If saliva tests clear these barriers, they might also introduce other techniques to improve COVID-19 diagnostics. Right now, the typical testing protocol involves a series of chemical treatments that work to isolate a virus’s genetic information. Then, like a miner panning for gold, technicians wash away those additives. Only then can labs run the sample through a machine that, if the virus is present, makes millions of copies of it — making for easier detection of whether or not it was in the swab in the first place. 

This process is notoriously slow and expensive. Also, the more ingredients involved, the more likely it is that the supply chain will falter, White says. Running out of one specific component can temporarily stop a lab from processing COVID-19 tests. Back in March, facilities ran so low on specific kits that extract SARS-CoV-2 genetic information, scientists turned to social media to plead for other labs to send their extra kits their way. 

Some saliva tests are looking to dodge these costs and frustrations. The option out of Yale University ditches the extraction kits in favor of heating up the sample and throwing in a more generic, easily accessible additive. The choice, they say, brings down testing costs and reduces the number of ingredients susceptible to supply issues. Others, like the University of Colorado Boulder test, introduced simpler, less expensive tools to replicate the SARS-CoV-2 genetic information.

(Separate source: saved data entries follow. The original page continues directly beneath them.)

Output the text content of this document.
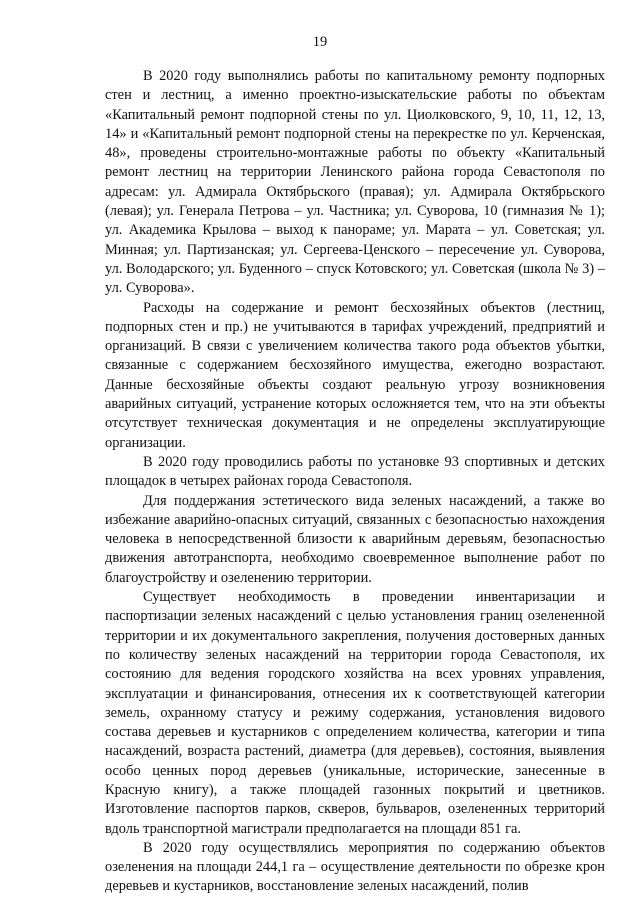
19

В 2020 году выполнялись работы по капитальному ремонту подпорных стен и лестниц, а именно проектно-изыскательские работы по объектам «Капитальный ремонт подпорной стены по ул. Циолковского, 9, 10, 11, 12, 13, 14» и «Капитальный ремонт подпорной стены на перекрестке по ул. Керченская, 48», проведены строительно-монтажные работы по объекту «Капитальный ремонт лестниц на территории Ленинского района города Севастополя по адресам: ул. Адмирала Октябрьского (правая); ул. Адмирала Октябрьского (левая); ул. Генерала Петрова – ул. Частника; ул. Суворова, 10 (гимназия № 1); ул. Академика Крылова – выход к панораме; ул. Марата – ул. Советская; ул. Минная; ул. Партизанская; ул. Сергеева-Ценского – пересечение ул. Суворова, ул. Володарского; ул. Буденного – спуск Котовского; ул. Советская (школа № 3) – ул. Суворова».

Расходы на содержание и ремонт бесхозяйных объектов (лестниц, подпорных стен и пр.) не учитываются в тарифах учреждений, предприятий и организаций. В связи с увеличением количества такого рода объектов убытки, связанные с содержанием бесхозяйного имущества, ежегодно возрастают. Данные бесхозяйные объекты создают реальную угрозу возникновения аварийных ситуаций, устранение которых осложняется тем, что на эти объекты отсутствует техническая документация и не определены эксплуатирующие организации.

В 2020 году проводились работы по установке 93 спортивных и детских площадок в четырех районах города Севастополя.

Для поддержания эстетического вида зеленых насаждений, а также во избежание аварийно-опасных ситуаций, связанных с безопасностью нахождения человека в непосредственной близости к аварийным деревьям, безопасностью движения автотранспорта, необходимо своевременное выполнение работ по благоустройству и озеленению территории.

Существует необходимость в проведении инвентаризации и паспортизации зеленых насаждений с целью установления границ озелененной территории и их документального закрепления, получения достоверных данных по количеству зеленых насаждений на территории города Севастополя, их состоянию для ведения городского хозяйства на всех уровнях управления, эксплуатации и финансирования, отнесения их к соответствующей категории земель, охранному статусу и режиму содержания, установления видового состава деревьев и кустарников с определением количества, категории и типа насаждений, возраста растений, диаметра (для деревьев), состояния, выявления особо ценных пород деревьев (уникальные, исторические, занесенные в Красную книгу), а также площадей газонных покрытий и цветников. Изготовление паспортов парков, скверов, бульваров, озелененных территорий вдоль транспортной магистрали предполагается на площади 851 га.

В 2020 году осуществлялись мероприятия по содержанию объектов озеленения на площади 244,1 га – осуществление деятельности по обрезке крон деревьев и кустарников, восстановление зеленых насаждений, полив
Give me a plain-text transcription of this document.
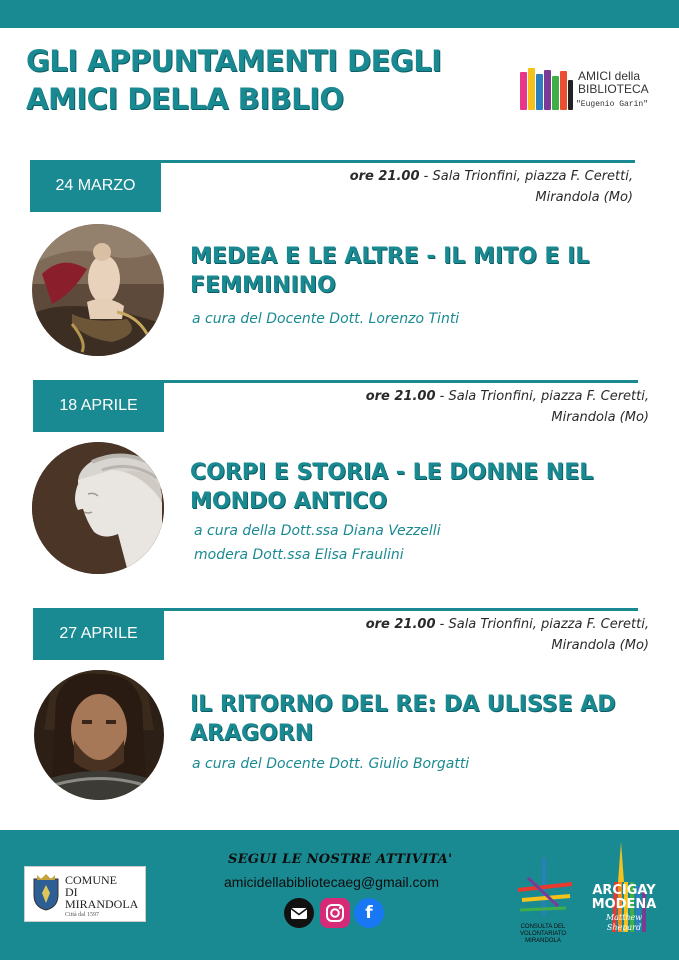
GLI APPUNTAMENTI DEGLI
AMICI DELLA BIBLIO
AMICI della
BIBLIOTECA
"Eugenio Garin"
24 MARZO
ore 21.00 - Sala Trionfini, piazza F. Ceretti,
Mirandola (Mo)
MEDEA E LE ALTRE - IL MITO E IL
FEMMININO
a cura del Docente Dott. Lorenzo Tinti
18 APRILE
ore 21.00 - Sala Trionfini, piazza F. Ceretti,
Mirandola (Mo)
CORPI E STORIA - LE DONNE NEL
MONDO ANTICO
a cura della Dott.ssa Diana Vezzelli
modera Dott.ssa Elisa Fraulini
27 APRILE
ore 21.00 - Sala Trionfini, piazza F. Ceretti,
Mirandola (Mo)
IL RITORNO DEL RE: DA ULISSE AD
ARAGORN
a cura del Docente Dott. Giulio Borgatti
COMUNE
DI
MIRANDOLA
Città dal 1597
SEGUI LE NOSTRE ATTIVITA'
amicidellabibliotecaeg@gmail.com
f
CONSULTA DEL
VOLONTARIATO
MIRANDOLA
ARCIGAY
MODENA
Matthew Shepard
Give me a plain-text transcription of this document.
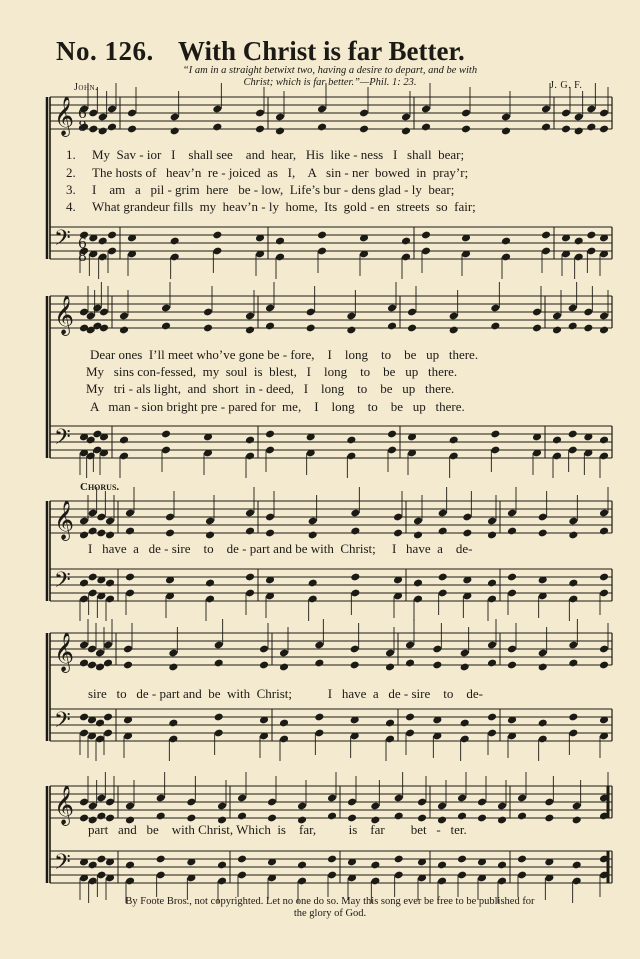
No. 126. With Christ is far Better.
“I am in a straight betwixt two, having a desire to depart, and be with
Christ; which is far better.”—Phil. 1: 23.
John.	J. G. F.
𝄞
𝄢
𝄞
𝄢
𝄞
𝄢
𝄞
𝄢
𝄞
𝄢
6
8
6
8
1. My  Sav - ior   I    shall see    and  hear,   His  like - ness   I   shall  bear;
2. The hosts of   heav’n  re - joiced  as   I,    A   sin - ner  bowed  in  pray’r;
3. I    am   a   pil - grim  here   be - low,  Life’s bur - dens glad - ly  bear;
4. What grandeur fills  my  heav’n - ly  home,  Its  gold - en  streets  so  fair;
Dear ones  I’ll meet who’ve gone be - fore,    I    long    to    be   up   there.
My   sins con-fessed,  my  soul  is  blest,   I    long    to    be   up   there.
My   tri - als light,  and  short  in - deed,   I    long    to    be   up   there.
A   man - sion bright pre - pared for  me,    I    long    to    be   up   there.
Chorus.
I   have  a   de - sire    to    de - part and be with  Christ;     I   have  a    de-
sire   to   de - part and  be  with  Christ;           I   have  a   de - sire    to    de-
part   and   be    with Christ, Which  is    far,          is    far        bet   -   ter.
By Foote Bros., not copyrighted. Let no one do so. May this song ever be free to be published for
the glory of God.
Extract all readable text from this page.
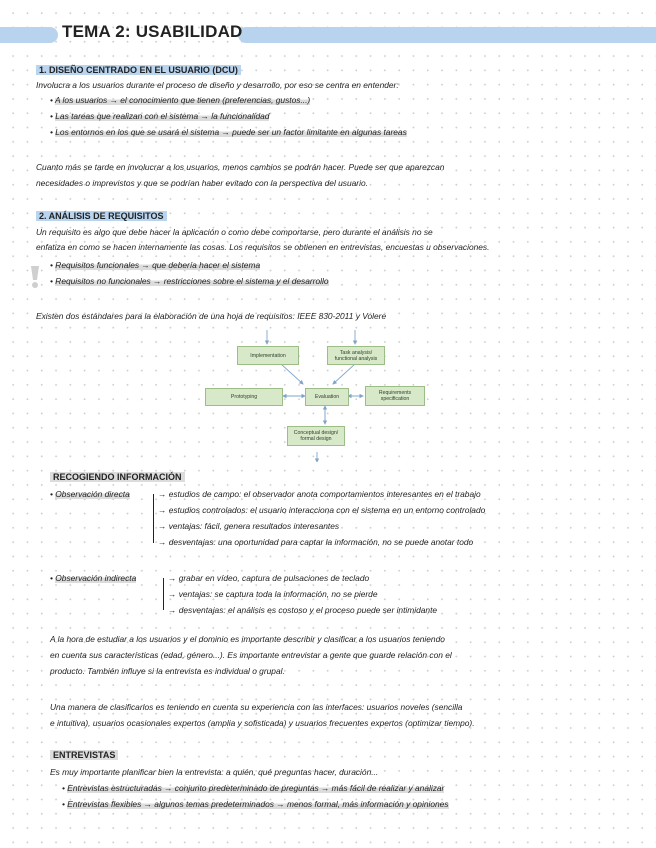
TEMA 2: USABILIDAD
1. DISEÑO CENTRADO EN EL USUARIO (DCU)
Involucra a los usuarios durante el proceso de diseño y desarrollo, por eso se centra en entender:
• A los usuarios → el conocimiento que tienen (preferencias, gustos...)
• Las tareas que realizan con el sistema → la funcionalidad
• Los entornos en los que se usará el sistema → puede ser un factor limitante en algunas tareas
Cuanto más se tarde en involucrar a los usuarios, menos cambios se podrán hacer. Puede ser que aparezcan
necesidades o imprevistos y que se podrían haber evitado con la perspectiva del usuario.
2. ANÁLISIS DE REQUISITOS
Un requisito es algo que debe hacer la aplicación o como debe comportarse, pero durante el análisis no se
enfatiza en como se hacen internamente las cosas. Los requisitos se obtienen en entrevistas, encuestas u observaciones.
• Requisitos funcionales → que debería hacer el sistema
• Requisitos no funcionales → restricciones sobre el sistema y el desarrollo
Existen dos estándares para la elaboración de una hoja de requisitos: IEEE 830-2011 y Volere
Implementation	Task analysis/
functional analysis
Prototyping	Evaluation
Requirements
specification
Conceptual design/
formal design
RECOGIENDO INFORMACIÓN
• Observación directa	→ estudios de campo: el observador anota comportamientos interesantes en el trabajo
→ estudios controlados: el usuario interacciona con el sistema en un entorno controlado
→ ventajas: fácil, genera resultados interesantes
→ desventajas: una oportunidad para captar la información, no se puede anotar todo
• Observación indirecta	→ grabar en vídeo, captura de pulsaciones de teclado
→ ventajas: se captura toda la información, no se pierde
→ desventajas: el análisis es costoso y el proceso puede ser intimidante
A la hora de estudiar a los usuarios y el dominio es importante describir y clasificar a los usuarios teniendo
en cuenta sus características (edad, género...). Es importante entrevistar a gente que guarde relación con el
producto. También influye si la entrevista es individual o grupal.
Una manera de clasificarlos es teniendo en cuenta su experiencia con las interfaces: usuarios noveles (sencilla
e intuitiva), usuarios ocasionales expertos (amplia y sofisticada) y usuarios frecuentes expertos (optimizar tiempo).
ENTREVISTAS
Es muy importante planificar bien la entrevista: a quién, qué preguntas hacer, duración...
• Entrevistas estructuradas → conjunto predeterminado de preguntas → más fácil de realizar y analizar
• Entrevistas flexibles → algunos temas predeterminados → menos formal, más información y opiniones
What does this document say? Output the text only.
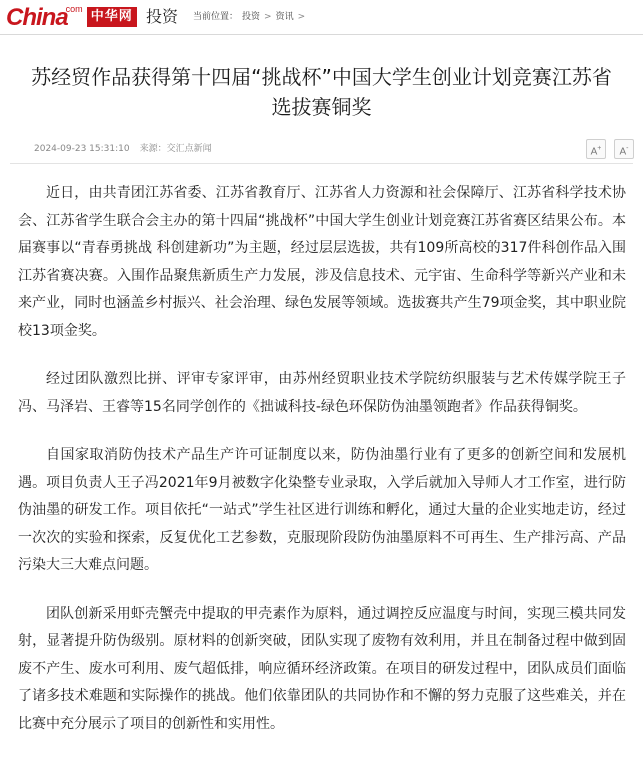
China
com 中华网 投资 当前位置： 投资 > 资讯 >
苏经贸作品获得第十四届“挑战杯”中国大学生创业计划竞赛江苏省
选拔赛铜奖
2024-09-23 15:31:10 来源：交汇点新闻	A+	A-

近日，由共青团江苏省委、江苏省教育厅、江苏省人力资源和社会保障厅、江苏省科学技术协会、江苏省学生联合会主办的第十四届“挑战杯”中国大学生创业计划竞赛江苏省赛区结果公布。本届赛事以“青春勇挑战 科创建新功”为主题，经过层层选拔，共有109所高校的317件科创作品入围江苏省赛决赛。入围作品聚焦新质生产力发展，涉及信息技术、元宇宙、生命科学等新兴产业和未来产业，同时也涵盖乡村振兴、社会治理、绿色发展等领域。选拔赛共产生79项金奖，其中职业院校13项金奖。

经过团队激烈比拼、评审专家评审，由苏州经贸职业技术学院纺织服装与艺术传媒学院王子冯、马泽岩、王睿等15名同学创作的《拙诚科技-绿色环保防伪油墨领跑者》作品获得铜奖。

自国家取消防伪技术产品生产许可证制度以来，防伪油墨行业有了更多的创新空间和发展机遇。项目负责人王子冯2021年9月被数字化染整专业录取，入学后就加入导师人才工作室，进行防伪油墨的研发工作。项目依托“一站式”学生社区进行训练和孵化，通过大量的企业实地走访，经过一次次的实验和探索，反复优化工艺参数，克服现阶段防伪油墨原料不可再生、生产排污高、产品污染大三大难点问题。

团队创新采用虾壳蟹壳中提取的甲壳素作为原料，通过调控反应温度与时间，实现三模共同发射，显著提升防伪级别。原材料的创新突破，团队实现了废物有效利用，并且在制备过程中做到固废不产生、废水可利用、废气超低排，响应循环经济政策。在项目的研发过程中，团队成员们面临了诸多技术难题和实际操作的挑战。他们依靠团队的共同协作和不懈的努力克服了这些难关，并在比赛中充分展示了项目的创新性和实用性。
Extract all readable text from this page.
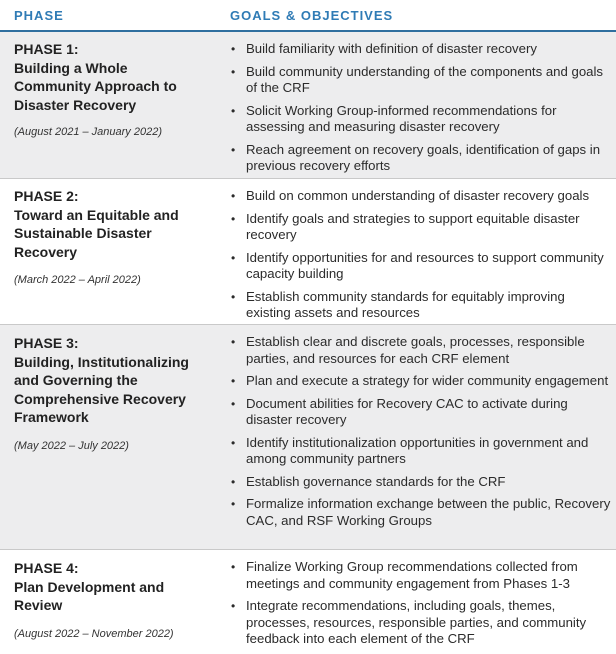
PHASE	GOALS & OBJECTIVES
PHASE 1:
Building a Whole
Community Approach to
Disaster Recovery
(August 2021 – January 2022)
• Build familiarity with definition of disaster recovery
• Build community understanding of the components and goals of the CRF
• Solicit Working Group-informed recommendations for assessing and measuring disaster recovery
• Reach agreement on recovery goals, identification of gaps in previous recovery efforts
PHASE 2:
Toward an Equitable and
Sustainable Disaster
Recovery
(March 2022 – April 2022)
• Build on common understanding of disaster recovery goals
• Identify goals and strategies to support equitable disaster recovery
• Identify opportunities for and resources to support community capacity building
• Establish community standards for equitably improving existing assets and resources
PHASE 3:
Building, Institutionalizing
and Governing the
Comprehensive Recovery
Framework
(May 2022 – July 2022)
• Establish clear and discrete goals, processes, responsible parties, and resources for each CRF element
• Plan and execute a strategy for wider community engagement
• Document abilities for Recovery CAC to activate during disaster recovery
• Identify institutionalization opportunities in government and among community partners
• Establish governance standards for the CRF
• Formalize information exchange between the public, Recovery CAC, and RSF Working Groups
PHASE 4:
Plan Development and
Review
(August 2022 – November 2022)
• Finalize Working Group recommendations collected from meetings and community engagement from Phases 1-3
• Integrate recommendations, including goals, themes, processes, resources, responsible parties, and community feedback into each element of the CRF
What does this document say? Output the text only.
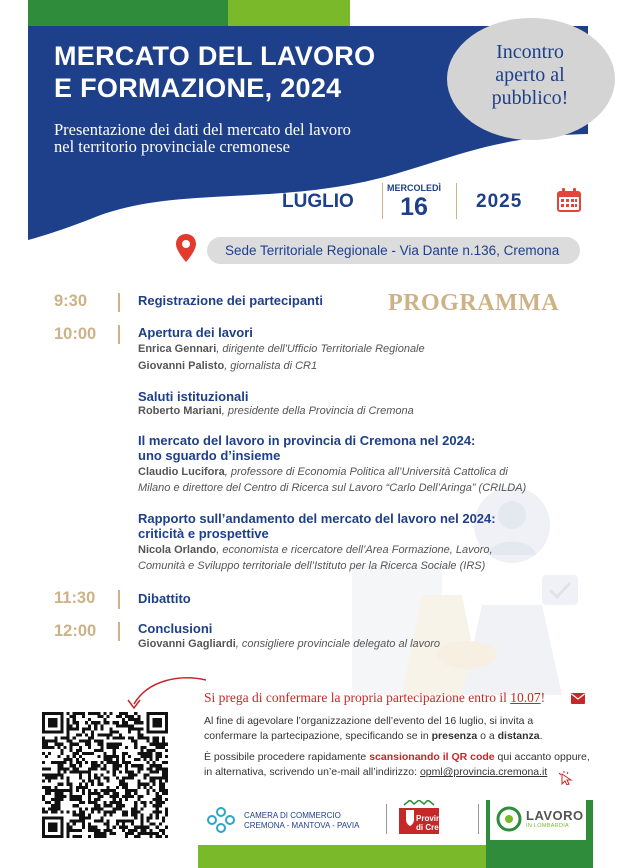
MERCATO DEL LAVORO
E FORMAZIONE, 2024
Presentazione dei dati del mercato del lavoro
nel territorio provinciale cremonese
Incontro
aperto al
pubblico!
LUGLIO
MERCOLEDÌ
16	2025
Sede Territoriale Regionale - Via Dante n.136, Cremona
PROGRAMMA
9:30	Registrazione dei partecipanti
10:00	Apertura dei lavori
Enrica Gennari, dirigente dell'Ufficio Territoriale Regionale
Giovanni Palisto, giornalista di CR1
Saluti istituzionali
Roberto Mariani, presidente della Provincia di Cremona
Il mercato del lavoro in provincia di Cremona nel 2024:
uno sguardo d’insieme
Claudio Lucifora, professore di Economia Politica all’Università Cattolica di
Milano e direttore del Centro di Ricerca sul Lavoro “Carlo Dell’Aringa” (CRILDA)
Rapporto sull’andamento del mercato del lavoro nel 2024:
criticità e prospettive
Nicola Orlando, economista e ricercatore dell’Area Formazione, Lavoro,
Comunità e Sviluppo territoriale dell’Istituto per la Ricerca Sociale (IRS)
11:30	Dibattito
12:00	Conclusioni
Giovanni Gagliardi, consigliere provinciale delegato al lavoro
Si prega di confermare la propria partecipazione entro il 10.07!
Al fine di agevolare l’organizzazione dell’evento del 16 luglio, si invita a confermare la partecipazione, specificando se in presenza o a distanza.
È possibile procedere rapidamente scansionando il QR code qui accanto oppure, in alternativa, scrivendo un’e-mail all’indirizzo: opml@provincia.cremona.it
CAMERA DI COMMERCIO
CREMONA - MANTOVA - PAVIA
Provincia
di Cremona
LAVORO
IN LOMBARDIA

If spit tests do become more common, they will need to be deployed in areas where swabs are in short supply, Williamson says. And even if they aren’t perfect, some of the strategies the new tests introduce — like bypassing expensive or rare additives — could have lasting effects. In normal times, diagnostic technology advances slowly. New adoptions only happen if the suggested change makes a huge difference. “Academics (like me and many others) have investigated methods to reduce or eliminate these steps,” White says, “but clinical labs haven’t seen sufficient benefit — until now.”